– А у меня вот, – ответил Радионов, оборачивая вокруг головы шарф. – Получше?
Они стояли совсем близко друг к другу. Скоровяжин продолжал бурчать и вслушиваться в трескучие ответы, так что Нюта решилась задать вопрос, который мучил ее последние минут сорок:
– Какого хрена?
Сформулировать лучше не получилось, язык плохо слушался, но Радионов понял и проговорил почти беззвучно:
– Опять он! Видимо, прямо здесь! Прямо напротив!
– Кто? – От холода мысли в голове стали густыми, как вода с мелким льдом.
– Он! – Радионов потешно поднял брови и округлил рот.
Нюта засмеялась бы, но перехватила острый взгляд холодовика и потупилась.
– Сюда идите! – прикрикнул на них Скоровяжин, пряча рацию в карман. – Ждут уже.
– Цветочный мститель, – на ходу шепнул Радионов и поспешил за холодовиками.
Нюта поплелась следом. Энтузиазма она не разделяла. Ночная вылазка по повестке Управления по сохранению снежного покрова точно не соответствовала принципу «не высовываться». Освещение в парке было плохое. Редкие работающие в половину накала фонари давали тусклый свет, который отражался на снегу слабым мерцанием. Ярче всего на фоне общего полумрака выделялись нашивки холодовиков. И Нюта шла через темноту, ориентируясь на размашистые движения Скоровяжина. Тот больше не бубнил в рацию, а молча шагал по утоптанной тропинке куда-то наверх. «По насыпи идем, к ледяной пещере», – поняла Нюта. Она занималась озеленением маленького ресторана в парке – одного из многих когда-то расположенных здесь. В ледяную пещеру Нюта никогда не заходила. Прочитала в отзывах, мол, «большая морозильная камера, два из десяти, не советую», и решила не проверять. Сэкономила на билете.

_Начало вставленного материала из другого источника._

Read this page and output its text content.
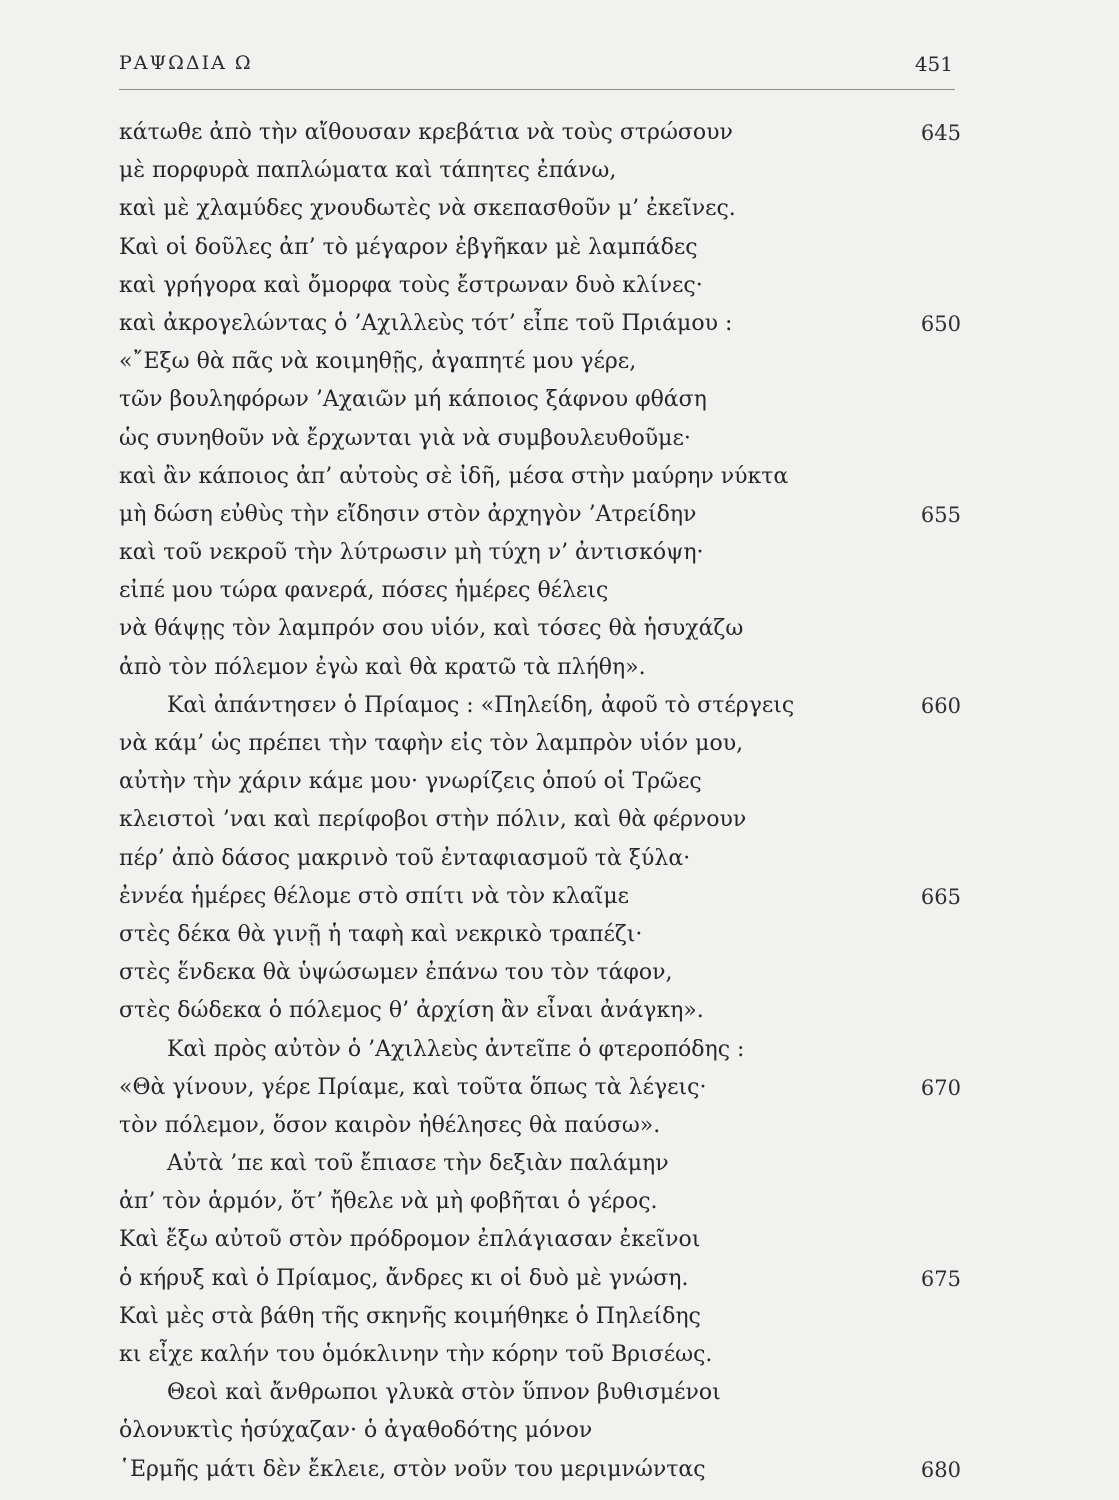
ΡΑΨΩΔΙΑ Ω	451
κάτωθε ἀπὸ τὴν αἴθουσαν κρεβάτια νὰ τοὺς στρώσουν	645
μὲ πορφυρὰ παπλώματα καὶ τάπητες ἐπάνω,
καὶ μὲ χλαμύδες χνουδωτὲς νὰ σκεπασθοῦν μ’ ἐκεῖνες.
Καὶ οἱ δοῦλες ἀπ’ τὸ μέγαρον ἐβγῆκαν μὲ λαμπάδες
καὶ γρήγορα καὶ ὄμορφα τοὺς ἔστρωναν δυὸ κλίνες·
καὶ ἀκρογελώντας ὁ ’Αχιλλεὺς τότ’ εἶπε τοῦ Πριάμου :	650
«῎Εξω θὰ πᾶς νὰ κοιμηθῇς, ἀγαπητέ μου γέρε,
τῶν βουληφόρων ’Αχαιῶν μή κάποιος ξάφνου φθάση
ὡς συνηθοῦν νὰ ἔρχωνται γιὰ νὰ συμβουλευθοῦμε·
καὶ ἂν κάποιος ἀπ’ αὐτοὺς σὲ ἰδῆ, μέσα στὴν μαύρην νύκτα
μὴ δώση εὐθὺς τὴν εἴδησιν στὸν ἀρχηγὸν ’Ατρείδην	655
καὶ τοῦ νεκροῦ τὴν λύτρωσιν μὴ τύχη ν’ ἀντισκόψη·
εἰπέ μου τώρα φανερά, πόσες ἡμέρες θέλεις
νὰ θάψῃς τὸν λαμπρόν σου υἱόν, καὶ τόσες θὰ ἡσυχάζω
ἀπὸ τὸν πόλεμον ἐγὼ καὶ θὰ κρατῶ τὰ πλήθη».
Καὶ ἀπάντησεν ὁ Πρίαμος : «Πηλείδη, ἀφοῦ τὸ στέργεις	660
νὰ κάμ’ ὡς πρέπει τὴν ταφὴν εἰς τὸν λαμπρὸν υἱόν μου,
αὐτὴν τὴν χάριν κάμε μου· γνωρίζεις ὁπού οἱ Τρῶες
κλειστοὶ ’ναι καὶ περίφοβοι στὴν πόλιν, καὶ θὰ φέρνουν
πέρ’ ἀπὸ δάσος μακρινὸ τοῦ ἐνταφιασμοῦ τὰ ξύλα·
ἐννέα ἡμέρες θέλομε στὸ σπίτι νὰ τὸν κλαῖμε	665
στὲς δέκα θὰ γινῇ ἡ ταφὴ καὶ νεκρικὸ τραπέζι·
στὲς ἕνδεκα θὰ ὑψώσωμεν ἐπάνω του τὸν τάφον,
στὲς δώδεκα ὁ πόλεμος θ’ ἀρχίση ἂν εἶναι ἀνάγκη».
Καὶ πρὸς αὐτὸν ὁ ’Αχιλλεὺς ἀντεῖπε ὁ φτεροπόδης :
«Θὰ γίνουν, γέρε Πρίαμε, καὶ τοῦτα ὅπως τὰ λέγεις·	670
τὸν πόλεμον, ὅσον καιρὸν ἠθέλησες θὰ παύσω».
Αὐτὰ ’πε καὶ τοῦ ἔπιασε τὴν δεξιὰν παλάμην
ἀπ’ τὸν ἁρμόν, ὅτ’ ἤθελε νὰ μὴ φοβῆται ὁ γέρος.
Καὶ ἔξω αὐτοῦ στὸν πρόδρομον ἐπλάγιασαν ἐκεῖνοι
ὁ κήρυξ καὶ ὁ Πρίαμος, ἄνδρες κι οἱ δυὸ μὲ γνώση.	675
Καὶ μὲς στὰ βάθη τῆς σκηνῆς κοιμήθηκε ὁ Πηλείδης
κι εἶχε καλήν του ὁμόκλινην τὴν κόρην τοῦ Βρισέως.
Θεοὶ καὶ ἄνθρωποι γλυκὰ στὸν ὕπνον βυθισμένοι
ὁλονυκτὶς ἡσύχαζαν· ὁ ἀγαθοδότης μόνον
῾Ερμῆς μάτι δὲν ἔκλειε, στὸν νοῦν του μεριμνώντας	680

Теперь в ледяной пещере проводили торжественные съезды Партии холода. И каждый ответственный гражданин мечтал хоть одним глазком увидеть эти промороженные стены. И мама ее мечтала. Надеялась, что однажды обязательно выстоит очередь и попадет внутрь. Расписание, однако, было мудреное: только в ранние часы, только по предварительной записи с получением одобрения на посещение.
– Мам, – не выдержала как-то Нюта очередного акта мечтаний. – Загляни в морозилку, увидишь то же самое. Я тебя, между прочим, могу в оранжерею института сводить.

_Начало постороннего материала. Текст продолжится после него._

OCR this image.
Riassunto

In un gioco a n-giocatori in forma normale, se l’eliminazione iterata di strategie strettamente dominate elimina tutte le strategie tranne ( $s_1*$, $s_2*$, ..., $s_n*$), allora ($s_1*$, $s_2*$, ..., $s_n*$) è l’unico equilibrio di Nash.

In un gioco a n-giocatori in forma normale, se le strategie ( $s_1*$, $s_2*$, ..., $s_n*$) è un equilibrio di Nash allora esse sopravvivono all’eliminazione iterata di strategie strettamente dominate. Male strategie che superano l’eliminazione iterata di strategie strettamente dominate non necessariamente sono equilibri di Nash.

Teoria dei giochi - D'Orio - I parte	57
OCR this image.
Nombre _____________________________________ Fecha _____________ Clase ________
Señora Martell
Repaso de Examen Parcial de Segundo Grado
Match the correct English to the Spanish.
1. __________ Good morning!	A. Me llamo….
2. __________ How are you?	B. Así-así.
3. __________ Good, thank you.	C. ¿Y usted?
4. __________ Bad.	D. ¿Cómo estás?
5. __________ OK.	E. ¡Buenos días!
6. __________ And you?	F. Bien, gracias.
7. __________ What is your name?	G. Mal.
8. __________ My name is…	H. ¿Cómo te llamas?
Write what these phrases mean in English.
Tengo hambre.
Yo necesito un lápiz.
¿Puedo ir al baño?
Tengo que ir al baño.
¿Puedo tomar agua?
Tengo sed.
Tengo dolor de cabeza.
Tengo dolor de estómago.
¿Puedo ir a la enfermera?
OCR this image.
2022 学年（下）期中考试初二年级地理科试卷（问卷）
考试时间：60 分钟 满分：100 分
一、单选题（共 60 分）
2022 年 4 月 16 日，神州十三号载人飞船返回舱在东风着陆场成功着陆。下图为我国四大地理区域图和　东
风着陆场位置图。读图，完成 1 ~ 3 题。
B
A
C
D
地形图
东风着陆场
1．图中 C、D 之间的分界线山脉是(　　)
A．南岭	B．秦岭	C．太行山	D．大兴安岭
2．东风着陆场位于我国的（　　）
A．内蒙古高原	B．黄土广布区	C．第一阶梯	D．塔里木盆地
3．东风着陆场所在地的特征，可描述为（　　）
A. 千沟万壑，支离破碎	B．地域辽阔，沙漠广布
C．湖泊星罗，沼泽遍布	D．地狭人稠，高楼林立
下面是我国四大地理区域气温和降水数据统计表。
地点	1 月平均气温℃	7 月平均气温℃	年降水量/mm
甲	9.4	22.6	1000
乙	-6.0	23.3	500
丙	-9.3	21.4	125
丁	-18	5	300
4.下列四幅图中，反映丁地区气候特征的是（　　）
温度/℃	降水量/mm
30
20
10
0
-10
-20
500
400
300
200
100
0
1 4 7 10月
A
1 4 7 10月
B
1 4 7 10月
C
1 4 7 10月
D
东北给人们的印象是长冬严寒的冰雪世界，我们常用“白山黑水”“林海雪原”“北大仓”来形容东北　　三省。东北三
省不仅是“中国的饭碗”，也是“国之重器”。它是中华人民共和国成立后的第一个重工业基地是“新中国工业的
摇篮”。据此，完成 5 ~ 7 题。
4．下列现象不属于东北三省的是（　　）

– Что я в твоей оранжерее не видела? – оскорбилась мама.
«Цветов ты давно не видела. Листьев зеленых. Жизни, мам. Мы все очень давно не видели жизни», – конечно, этого Нюта не сказала вслух, промолчала, сменила тему.

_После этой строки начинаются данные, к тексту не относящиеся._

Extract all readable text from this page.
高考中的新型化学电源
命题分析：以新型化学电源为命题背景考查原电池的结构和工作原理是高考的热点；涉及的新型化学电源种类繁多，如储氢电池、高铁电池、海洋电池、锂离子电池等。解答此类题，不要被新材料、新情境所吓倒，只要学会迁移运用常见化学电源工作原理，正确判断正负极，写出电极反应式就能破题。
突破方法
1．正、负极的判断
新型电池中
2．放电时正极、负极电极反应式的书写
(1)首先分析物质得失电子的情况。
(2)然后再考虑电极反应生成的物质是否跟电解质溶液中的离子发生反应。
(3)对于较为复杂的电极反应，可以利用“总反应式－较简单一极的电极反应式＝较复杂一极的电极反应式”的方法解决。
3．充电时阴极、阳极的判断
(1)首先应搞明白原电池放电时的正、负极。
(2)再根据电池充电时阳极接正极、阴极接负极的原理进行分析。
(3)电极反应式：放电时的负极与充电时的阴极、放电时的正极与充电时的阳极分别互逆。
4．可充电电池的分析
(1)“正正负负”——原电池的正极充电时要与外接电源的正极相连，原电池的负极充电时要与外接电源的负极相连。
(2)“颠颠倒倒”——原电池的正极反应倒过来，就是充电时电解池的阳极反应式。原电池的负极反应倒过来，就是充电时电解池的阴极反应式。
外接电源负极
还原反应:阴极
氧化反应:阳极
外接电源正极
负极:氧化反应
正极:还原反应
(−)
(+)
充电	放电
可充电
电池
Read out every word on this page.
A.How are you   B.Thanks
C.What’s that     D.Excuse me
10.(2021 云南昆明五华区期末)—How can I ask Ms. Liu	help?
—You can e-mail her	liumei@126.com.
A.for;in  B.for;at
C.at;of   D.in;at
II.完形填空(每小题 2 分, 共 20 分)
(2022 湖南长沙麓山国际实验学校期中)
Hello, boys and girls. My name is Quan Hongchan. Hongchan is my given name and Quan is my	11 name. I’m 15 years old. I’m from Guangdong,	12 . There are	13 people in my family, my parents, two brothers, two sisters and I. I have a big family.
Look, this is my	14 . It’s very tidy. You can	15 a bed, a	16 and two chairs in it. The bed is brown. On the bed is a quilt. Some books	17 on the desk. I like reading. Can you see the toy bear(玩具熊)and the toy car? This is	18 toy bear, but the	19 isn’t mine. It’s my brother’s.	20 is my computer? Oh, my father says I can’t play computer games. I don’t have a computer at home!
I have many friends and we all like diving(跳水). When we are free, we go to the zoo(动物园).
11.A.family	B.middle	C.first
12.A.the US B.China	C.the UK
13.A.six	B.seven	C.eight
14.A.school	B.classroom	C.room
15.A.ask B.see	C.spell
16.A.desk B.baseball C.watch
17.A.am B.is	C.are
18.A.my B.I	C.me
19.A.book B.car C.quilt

А теперь шла, вспоминала и злилась. Не сильно, просто чтобы согреться.
– Твою ж… – вырвалось у Радионова, и Нюта тут же перестала мысленно костерить маму. – Ты только посмотри!..
Смотреть и правда было на что. Весь склон пещеры огораживала защитно-сигнальная лента. Красные ромбы мотались на ветру, заключая место происшествия в торжественную рамку. У дальнего края стояли люди в белом камуфляже. Яркий свет прожектора выхватывал из темноты снег, покрывающий склон. И сквозь этот снег – плотный, зашлифованный ветром, колючий даже на вид – проросло что-то немыслимое. Нюта сбилась с шага, присмотрелась, не доверяя глазам со слипшимися ресницами. Но рядом изумленно сопел Радионов. Двоим привидеться не могло.
Из сугроба пробивались ярко-желтые цветы на крепких зеленых стеблях. Нарциссы – поняла Нюта, хотя находилась слишком далеко, чтобы различить околоцветник в виде трубчатой воронки, тупое рыльце и шесть тычинок. Хотя какие, к черту, тычинки! Нюта выдохнула – пар вырвался изо рта. Вытащила руку из кармана пуховика. Пальцы тут же обожгло. Покосилась на Радионова – тот задумчиво дергал себя за покрасневшую мочку уха. Как бы не отморозил.